Keystone gets extra funding

Keystone gets extra funding
Published: 13 January 2006

First commissioned in 1928, Keystone Cement Co located in Pennsylvania’s Lehigh Valley, is now pushing ahead with more investment thanks to some extra funding from the state Department of Community and Economic Development Keystone now hopes that US$7m in loans and grants released Thursday by the state Department of Community and Economic Development will boost its US$165m investment to help keep the plant competitive and put some of the old machinery to pasture. 
 
The state Department of Environmental Protection is reviewing Keystone’s plans to replace its two wet cement kilns with one precalciner kiln system. The process should boost the annual tonnage the plant produces from 700,000t to about 1Mta, said Jeffery Kaboly, Keystone’s resource recovery manager.
 
 "With our investment and with the assistance of the state of Pennsylvania, this plant will be one of the leaders in the region," said Jose Ignacio Martinez Ynzenga, a senior official with Cementos Portland Valderrivas, a Spain-based company that owns the East Allen Township plant. Ynzenga, whose company bought Keystone in 1999, said he opted to reinvest so much money in the plant because of the Valley’s access to limestone and because much of the needed infrastructure was already in place. 
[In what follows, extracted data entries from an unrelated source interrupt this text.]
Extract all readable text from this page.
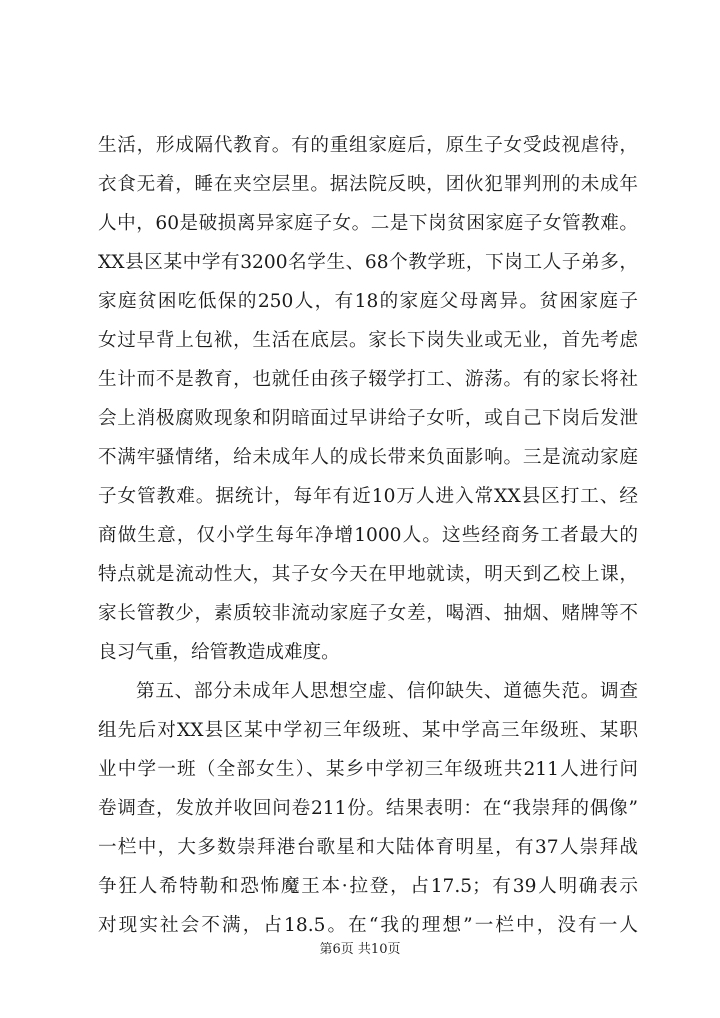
生活，形成隔代教育。有的重组家庭后，原生子女受歧视虐待，
衣食无着，睡在夹空层里。据法院反映，团伙犯罪判刑的未成年
人中，60是破损离异家庭子女。二是下岗贫困家庭子女管教难。
XX县区某中学有3200名学生、68个教学班，下岗工人子弟多，
家庭贫困吃低保的250人，有18的家庭父母离异。贫困家庭子
女过早背上包袱，生活在底层。家长下岗失业或无业，首先考虑
生计而不是教育，也就任由孩子辍学打工、游荡。有的家长将社
会上消极腐败现象和阴暗面过早讲给子女听，或自己下岗后发泄
不满牢骚情绪，给未成年人的成长带来负面影响。三是流动家庭
子女管教难。据统计，每年有近10万人进入常XX县区打工、经
商做生意，仅小学生每年净增1000人。这些经商务工者最大的
特点就是流动性大，其子女今天在甲地就读，明天到乙校上课，
家长管教少，素质较非流动家庭子女差，喝酒、抽烟、赌牌等不
良习气重，给管教造成难度。
第五、部分未成年人思想空虚、信仰缺失、道德失范。调查
组先后对XX县区某中学初三年级班、某中学高三年级班、某职
业中学一班（全部女生）、某乡中学初三年级班共211人进行问
卷调查，发放并收回问卷211份。结果表明：在“我崇拜的偶像”
一栏中，大多数崇拜港台歌星和大陆体育明星，有37人崇拜战
争狂人希特勒和恐怖魔王本·拉登，占17.5；有39人明确表示
对现实社会不满，占18.5。在“我的理想”一栏中，没有一人
第6页 共10页
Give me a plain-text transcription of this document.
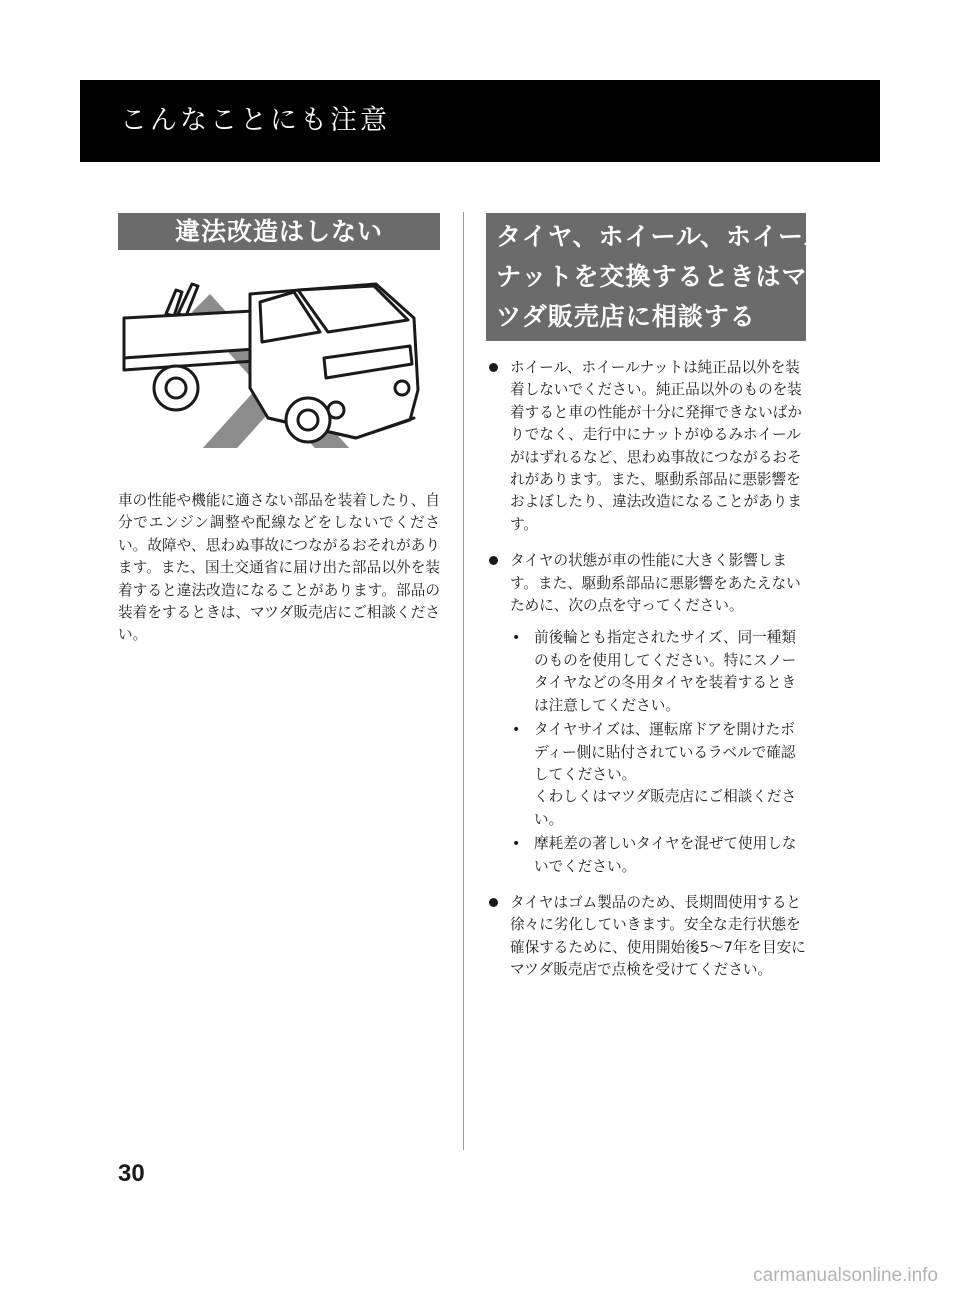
こんなことにも注意
違法改造はしない

車の性能や機能に適さない部品を装着したり、自分でエンジン調整や配線などをしないでください。故障や、思わぬ事故につながるおそれがあります。また、国土交通省に届け出た部品以外を装着すると違法改造になることがあります。部品の装着をするときは、マツダ販売店にご相談ください。

タイヤ、ホイール、ホイール
ナットを交換するときはマ
ツダ販売店に相談する
ホイール、ホイールナットは純正品以外を装着しないでください。純正品以外のものを装着すると車の性能が十分に発揮できないばかりでなく、走行中にナットがゆるみホイールがはずれるなど、思わぬ事故につながるおそれがあります。また、駆動系部品に悪影響をおよぼしたり、違法改造になることがあります。
タイヤの状態が車の性能に大きく影響します。また、駆動系部品に悪影響をあたえないために、次の点を守ってください。
• 前後輪とも指定されたサイズ、同一種類のものを使用してください。特にスノータイヤなどの冬用タイヤを装着するときは注意してください。
• タイヤサイズは、運転席ドアを開けたボディー側に貼付されているラベルで確認してください。
くわしくはマツダ販売店にご相談ください。
• 摩耗差の著しいタイヤを混ぜて使用しないでください。
タイヤはゴム製品のため、長期間使用すると徐々に劣化していきます。安全な走行状態を確保するために、使用開始後5〜7年を目安にマツダ販売店で点検を受けてください。
30
carmanualsonline.info
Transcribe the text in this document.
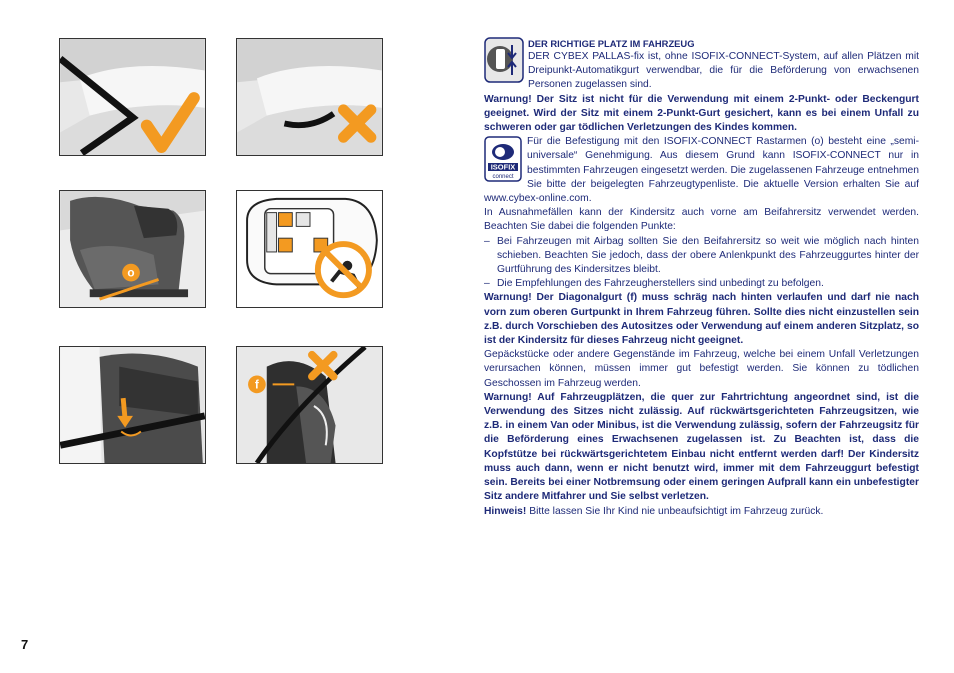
o
f

DER RICHTIGE PLATZ IM FAHRZEUG

DER CYBEX PALLAS-fix ist, ohne ISOFIX-CONNECT-System, auf allen Plätzen mit Dreipunkt-Automatikgurt verwendbar, die für die Beförderung von erwachsenen Personen zugelassen sind.

Warnung! Der Sitz ist nicht für die Verwendung mit einem 2-Punkt- oder Beckengurt geeignet. Wird der Sitz mit einem 2-Punkt-Gurt gesichert, kann es bei einem Unfall zu schweren oder gar tödlichen Verletzungen des Kindes kommen.

ISOFIX
connect

Für die Befestigung mit den ISOFIX-CONNECT Rastarmen (o) besteht eine „semi-universale“ Genehmigung. Aus diesem Grund kann ISOFIX-CONNECT nur in bestimmten Fahrzeugen eingesetzt werden. Die zugelassenen Fahrzeuge entnehmen Sie bitte der beigelegten Fahrzeugtypenliste. Die aktuelle Version erhalten Sie auf www.cybex-online.com.

In Ausnahmefällen kann der Kindersitz auch vorne am Beifahrersitz verwendet werden. Beachten Sie dabei die folgenden Punkte:

– Bei Fahrzeugen mit Airbag sollten Sie den Beifahrersitz so weit wie möglich nach hinten schieben. Beachten Sie jedoch, dass der obere Anlenkpunkt des Fahrzeuggurtes hinter der Gurtführung des Kindersitzes bleibt.
– Die Empfehlungen des Fahrzeugherstellers sind unbedingt zu befolgen.

Warnung! Der Diagonalgurt (f) muss schräg nach hinten verlaufen und darf nie nach vorn zum oberen Gurtpunkt in Ihrem Fahrzeug führen. Sollte dies nicht einzustellen sein z.B. durch Vorschieben des Autositzes oder Verwendung auf einem anderen Sitzplatz, so ist der Kindersitz für dieses Fahrzeug nicht geeignet.

Gepäckstücke oder andere Gegenstände im Fahrzeug, welche bei einem Unfall Verletzungen verursachen können, müssen immer gut befestigt werden. Sie können zu tödlichen Geschossen im Fahrzeug werden.

Warnung! Auf Fahrzeugplätzen, die quer zur Fahrtrichtung angeordnet sind, ist die Verwendung des Sitzes nicht zulässig. Auf rückwärtsgerichteten Fahrzeugsitzen, wie z.B. in einem Van oder Minibus, ist die Verwendung zulässig, sofern der Fahrzeugsitz für die Beförderung eines Erwachsenen zugelassen ist. Zu Beachten ist, dass die Kopfstütze bei rückwärtsgerichtetem Einbau nicht entfernt werden darf! Der Kindersitz muss auch dann, wenn er nicht benutzt wird, immer mit dem Fahrzeuggurt befestigt sein. Bereits bei einer Notbremsung oder einem geringen Aufprall kann ein unbefestigter Sitz andere Mitfahrer und Sie selbst verletzen.

Hinweis! Bitte lassen Sie Ihr Kind nie unbeaufsichtigt im Fahrzeug zurück.

7
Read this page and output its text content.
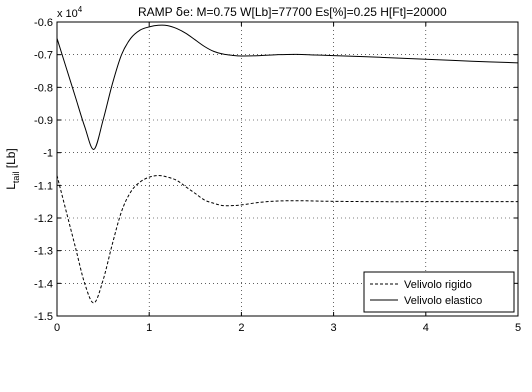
RAMP δe: M=0.75 W[Lb]=77700 Es[%]=0.25 H[Ft]=20000
x $10^4$
-0.6
-0.7
-0.8
-0.9
-1
-1.1
-1.2
-1.3
-1.4
-1.5
0	1	2	3	4	5
$L_{tail}$ [Lb]
Velivolo rigido
Velivolo elastico
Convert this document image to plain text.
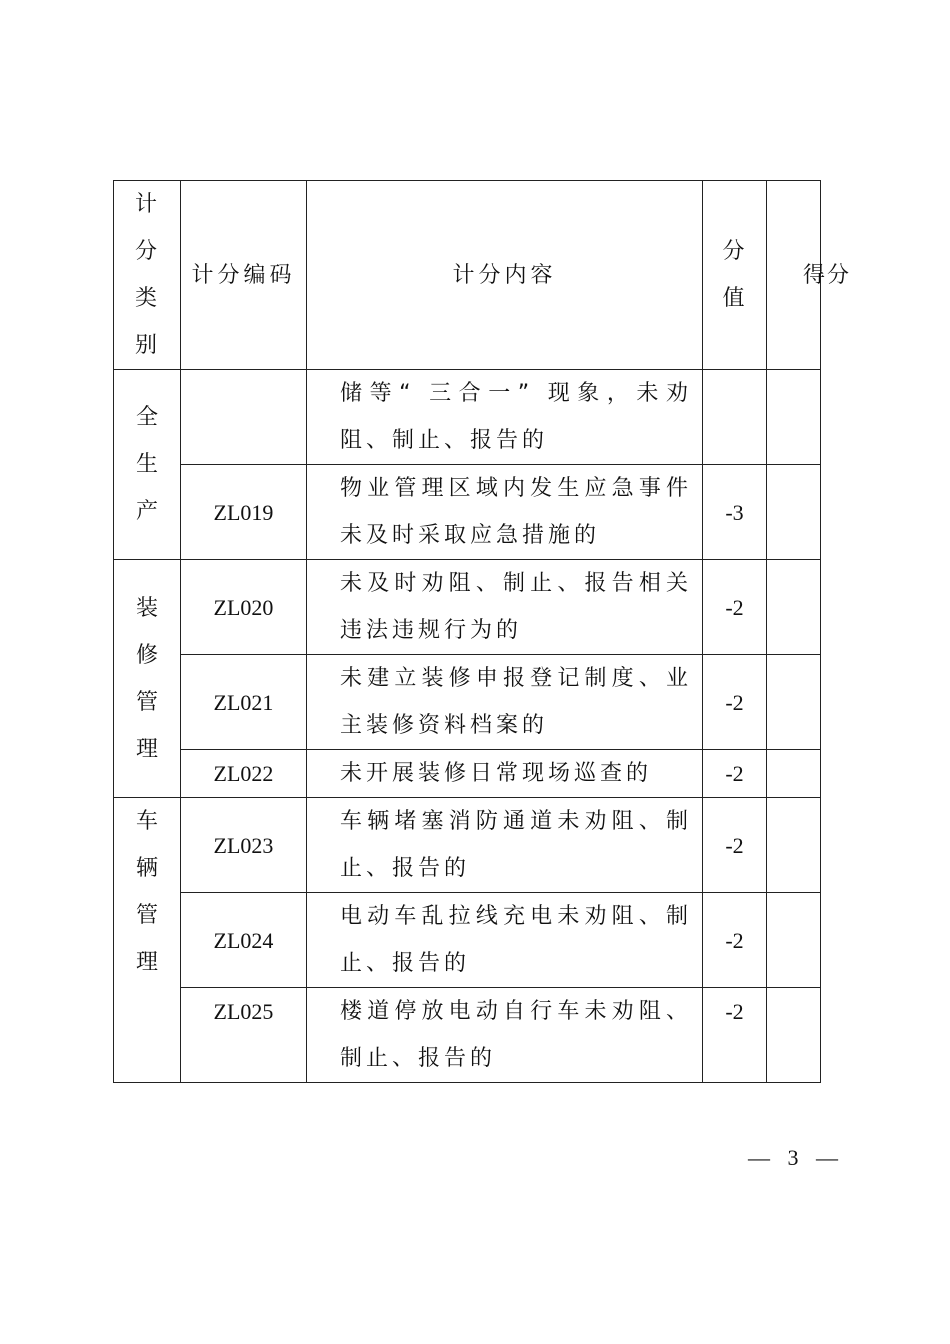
计分类别	计分编码	计分内容	分值	得分

全生产		储等“ 三合一” 现象，未劝阻、制止、报告的		
	ZL019	物业管理区域内发生应急事件未及时采取应急措施的	-3	

装修管理	ZL020	未及时劝阻、制止、报告相关违法违规行为的	-2	
	ZL021	未建立装修申报登记制度、业主装修资料档案的	-2	
	ZL022	未开展装修日常现场巡查的	-2	

车辆管理	ZL023	车辆堵塞消防通道未劝阻、制止、报告的	-2	
	ZL024	电动车乱拉线充电未劝阻、制止、报告的	-2	
	ZL025	楼道停放电动自行车未劝阻、制止、报告的	-2	
— 3 —
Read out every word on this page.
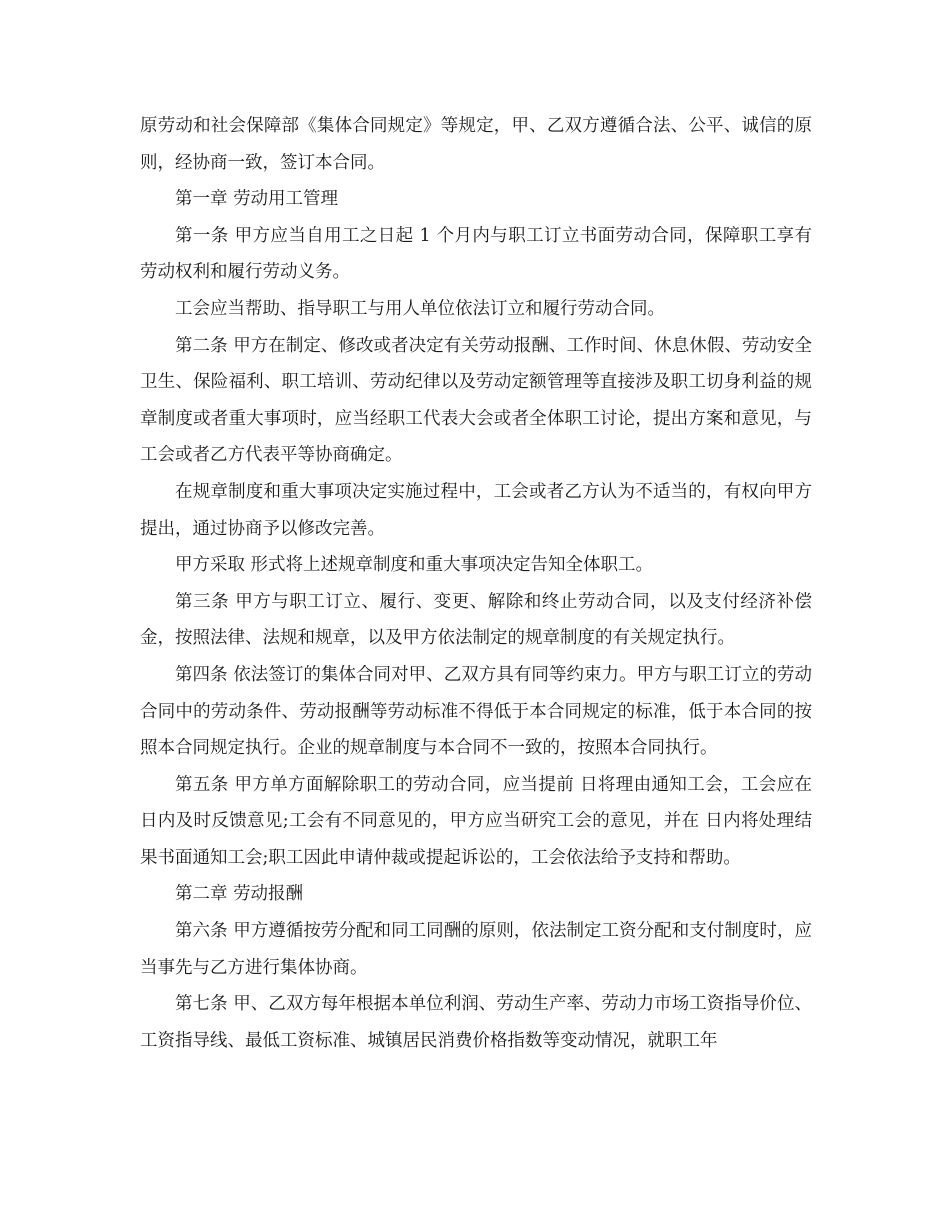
原劳动和社会保障部《集体合同规定》等规定，甲、乙双方遵循合法、公平、诚信的原则，经协商一致，签订本合同。

第一章 劳动用工管理

第一条 甲方应当自用工之日起 1 个月内与职工订立书面劳动合同，保障职工享有劳动权利和履行劳动义务。

工会应当帮助、指导职工与用人单位依法订立和履行劳动合同。

第二条 甲方在制定、修改或者决定有关劳动报酬、工作时间、休息休假、劳动安全卫生、保险福利、职工培训、劳动纪律以及劳动定额管理等直接涉及职工切身利益的规章制度或者重大事项时，应当经职工代表大会或者全体职工讨论，提出方案和意见，与工会或者乙方代表平等协商确定。

在规章制度和重大事项决定实施过程中，工会或者乙方认为不适当的，有权向甲方提出，通过协商予以修改完善。

甲方采取 形式将上述规章制度和重大事项决定告知全体职工。

第三条 甲方与职工订立、履行、变更、解除和终止劳动合同，以及支付经济补偿金，按照法律、法规和规章，以及甲方依法制定的规章制度的有关规定执行。

第四条 依法签订的集体合同对甲、乙双方具有同等约束力。甲方与职工订立的劳动合同中的劳动条件、劳动报酬等劳动标准不得低于本合同规定的标准，低于本合同的按照本合同规定执行。企业的规章制度与本合同不一致的，按照本合同执行。

第五条 甲方单方面解除职工的劳动合同，应当提前 日将理由通知工会，工会应在 日内及时反馈意见;工会有不同意见的，甲方应当研究工会的意见，并在 日内将处理结果书面通知工会;职工因此申请仲裁或提起诉讼的，工会依法给予支持和帮助。

第二章 劳动报酬

第六条 甲方遵循按劳分配和同工同酬的原则，依法制定工资分配和支付制度时，应当事先与乙方进行集体协商。

第七条 甲、乙双方每年根据本单位利润、劳动生产率、劳动力市场工资指导价位、工资指导线、最低工资标准、城镇居民消费价格指数等变动情况，就职工年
By granting the package, which includes US$6.5m in loans and US$500,000 in grants, the state hopes Keystone will retain the 180 workers employed in East Allen, said Dan Gundersen, the state DCED’s executive deputy secretary.
 
The package includes a US$4.5m loan through the state Machinery and Equipment Loan Fund, to be paid at a rate of 3.25 per cent over 10 years; a US$2m loan through the state Industrial Development Authority, to be paid at a rate of 4.25 percent over 15 years; a US$200,000 Opportunity Grant, and US$300,000 in job training assistance, said Kevin Ortiz, a DCED spokesman. 
 
As part of the upgrade, Keystone is also seeking to relocate and more than double the storage capacity of four tanks that store recycled oils and solvents that help fuel the cement-making process, company officials said.  The new location would be near a Norfolk-Southern rail line, allowing Keystone to import the fuels by train and truck.